さて、AIにおける政府の役割は大きく2つ、アクセルとブレーキだ。AIの最先端技術推進や最先端活用にはアクセルを、AIの悪用、間違った結果、大衆のミスリードなどを防ぐためには、ブレーキを使う必要がある。そして、そのバランスが大切だが、国によって、そのバランスのとり方は異なる。米国はバイデン政権の、どちらかというとブレーキをかけることに神経を使っていたものから、トランプ政権ではアクセルに踏み変えた。これは、米国のテクノロジー業界から強い要望が出ていたもので、対中国で優位を保つために必要だったことだと言える。これによって、AIの暴走の危険もあるが、米国企業だけに規制をかけても、他国がAIを暴走させてしまったのでは、どうにもならず、その結果技術的に遅れを取っては大変なので、仕方がないとも言える。政府がAI企業に対する規制で、AIの暴走を押さえられないのであれば、AIを利用する企業や個人が自分自身で自分を守るしかない。ヨーロッパは逆にAIの暴走を警戒して、やや規制を強める方向に見える。

 

では、日本はどうするべきか。日本は、もう少し違ったバランスでものを考えることを期待したい。米国のように、ブレーキ軽視でアクセルを強く踏むのではないが、最先端技術で勝負する部分では、ある程度アクセルを踏む必要がある。一方、AIを広く活用するという面では、適度なブレーキも使い、安全・安心という日本の大きないいところを生かしたAIにしていきたい。ただ、かけるブレーキによって技術の発展を押さえるものになっては、他国に遅れをとり、AI後進国になりかねない。
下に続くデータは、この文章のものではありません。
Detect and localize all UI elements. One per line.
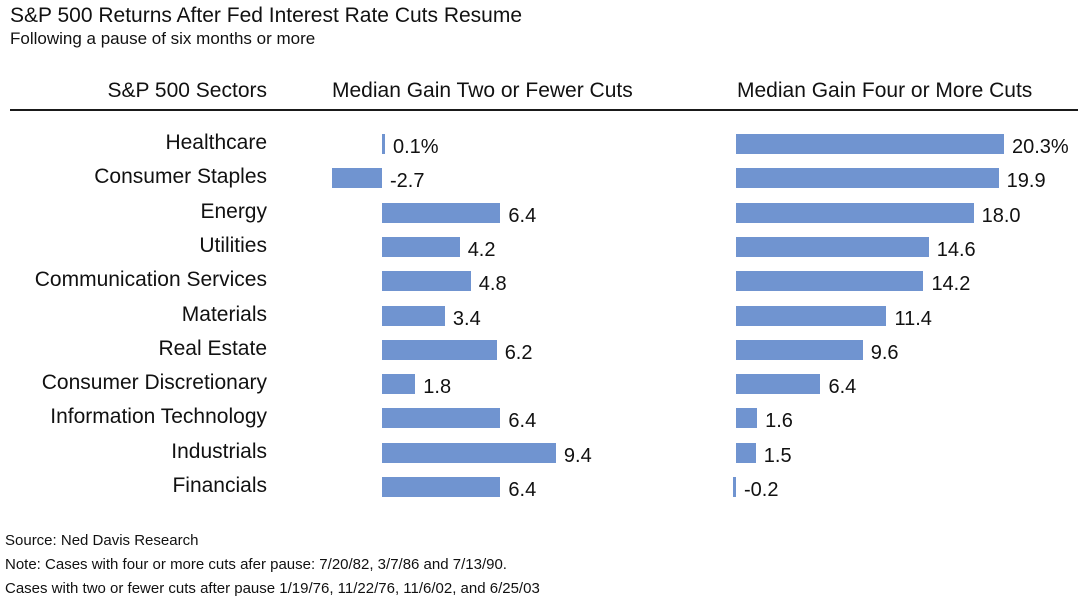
bar-four-or-more-information-technology	[736, 408, 758, 429]
footnote-two-or-fewer: Cases with two or fewer cuts after pause…	[5, 580, 540, 597]
bar-two-or-fewer-industrials	[382, 442, 556, 463]
sector-label-financials: Financials	[172, 474, 267, 497]
value-label-two-or-fewer-financials: 6.4	[508, 479, 537, 501]
value-label-four-or-more-industrials: 1.5	[763, 444, 792, 467]
bar-four-or-more-healthcare	[736, 134, 1004, 154]
value-label-four-or-more-materials: 11.4	[894, 307, 932, 330]
bar-four-or-more-materials	[736, 305, 887, 326]
sector-label-utilities: Utilities	[199, 233, 267, 257]
value-label-two-or-fewer-communication-services: 4.8	[478, 273, 507, 296]
chart-title: S&P 500 Returns After Fed Interest Rate …	[10, 4, 523, 27]
sector-label-energy: Energy	[200, 199, 267, 223]
value-label-four-or-more-consumer-discretionary: 6.4	[828, 376, 857, 399]
value-label-four-or-more-financials: -0.2	[744, 479, 779, 501]
value-label-four-or-more-communication-services: 14.2	[931, 273, 971, 296]
bar-two-or-fewer-healthcare	[382, 134, 385, 154]
value-label-two-or-fewer-energy: 6.4	[508, 204, 537, 227]
bar-two-or-fewer-communication-services	[382, 271, 471, 292]
value-label-two-or-fewer-consumer-discretionary: 1.8	[423, 376, 452, 399]
sector-label-consumer-staples: Consumer Staples	[94, 165, 267, 189]
chart-subtitle: Following a pause of six months or more	[10, 29, 316, 48]
value-label-four-or-more-energy: 18.0	[981, 204, 1021, 227]
two-or-fewer-cuts-column-header: Median Gain Two or Fewer Cuts	[332, 79, 633, 102]
sector-label-consumer-discretionary: Consumer Discretionary	[41, 371, 267, 395]
sector-label-communication-services: Communication Services	[34, 268, 267, 292]
bar-two-or-fewer-energy	[382, 202, 501, 223]
bar-four-or-more-financials	[733, 477, 736, 497]
value-label-two-or-fewer-real-estate: 6.2	[504, 341, 533, 364]
value-label-two-or-fewer-materials: 3.4	[452, 307, 481, 330]
value-label-two-or-fewer-information-technology: 6.4	[508, 410, 537, 433]
value-label-two-or-fewer-industrials: 9.4	[563, 444, 592, 467]
value-label-four-or-more-consumer-staples: 19.9	[1006, 170, 1046, 193]
bar-two-or-fewer-financials	[382, 477, 501, 497]
header-rule	[10, 109, 1078, 111]
value-label-two-or-fewer-consumer-staples: -2.7	[390, 170, 425, 193]
sector-label-materials: Materials	[181, 302, 267, 326]
value-label-four-or-more-healthcare: 20.3%	[1011, 136, 1069, 158]
bar-two-or-fewer-utilities	[382, 236, 460, 257]
value-label-four-or-more-utilities: 14.6	[936, 238, 976, 261]
bar-four-or-more-industrials	[736, 442, 756, 463]
sector-label-healthcare: Healthcare	[165, 131, 267, 154]
bar-four-or-more-communication-services	[736, 271, 924, 292]
bar-two-or-fewer-real-estate	[382, 339, 497, 360]
bar-two-or-fewer-consumer-staples	[332, 168, 382, 189]
footnote-four-or-more: Note: Cases with four or more cuts afer …	[5, 556, 507, 573]
value-label-two-or-fewer-utilities: 4.2	[467, 238, 496, 261]
bar-four-or-more-utilities	[736, 236, 929, 257]
bar-two-or-fewer-materials	[382, 305, 445, 326]
value-label-two-or-fewer-healthcare: 0.1%	[393, 136, 439, 158]
value-label-four-or-more-real-estate: 9.6	[870, 341, 899, 364]
sector-label-real-estate: Real Estate	[158, 336, 267, 360]
bar-two-or-fewer-information-technology	[382, 408, 501, 429]
bar-four-or-more-real-estate	[736, 339, 863, 360]
value-label-four-or-more-information-technology: 1.6	[765, 410, 793, 433]
bar-two-or-fewer-consumer-discretionary	[382, 374, 416, 395]
bar-four-or-more-consumer-discretionary	[736, 374, 821, 395]
bar-four-or-more-consumer-staples	[736, 168, 999, 189]
source-note: Source: Ned Davis Research	[5, 532, 199, 549]
bar-four-or-more-energy	[736, 202, 974, 223]
sector-label-information-technology: Information Technology	[50, 405, 267, 429]
sectors-column-header: S&P 500 Sectors	[107, 79, 267, 102]
four-or-more-cuts-column-header: Median Gain Four or More Cuts	[737, 79, 1033, 102]
sector-label-industrials: Industrials	[171, 439, 267, 463]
AI後進国になるということは、経済などの面でも後進国になってしまう危険性が強いので、要注意だ。このバランスをどう取っていくかは、とても難しい問題だが、ぜひ日本が世界の模範となるような、最適バランスを作り上げてほしいと願っている。

 

AIは、それを使うメリットが大きいが、注意しなければならない点も多々ある。そして、その進化のスピードは、これまでにない速さだ。企業も、個人も、国も、AIとともに生きることが避けられないこれからの世界。どう生きるかは、我々自身にかかっている大きな問題だ。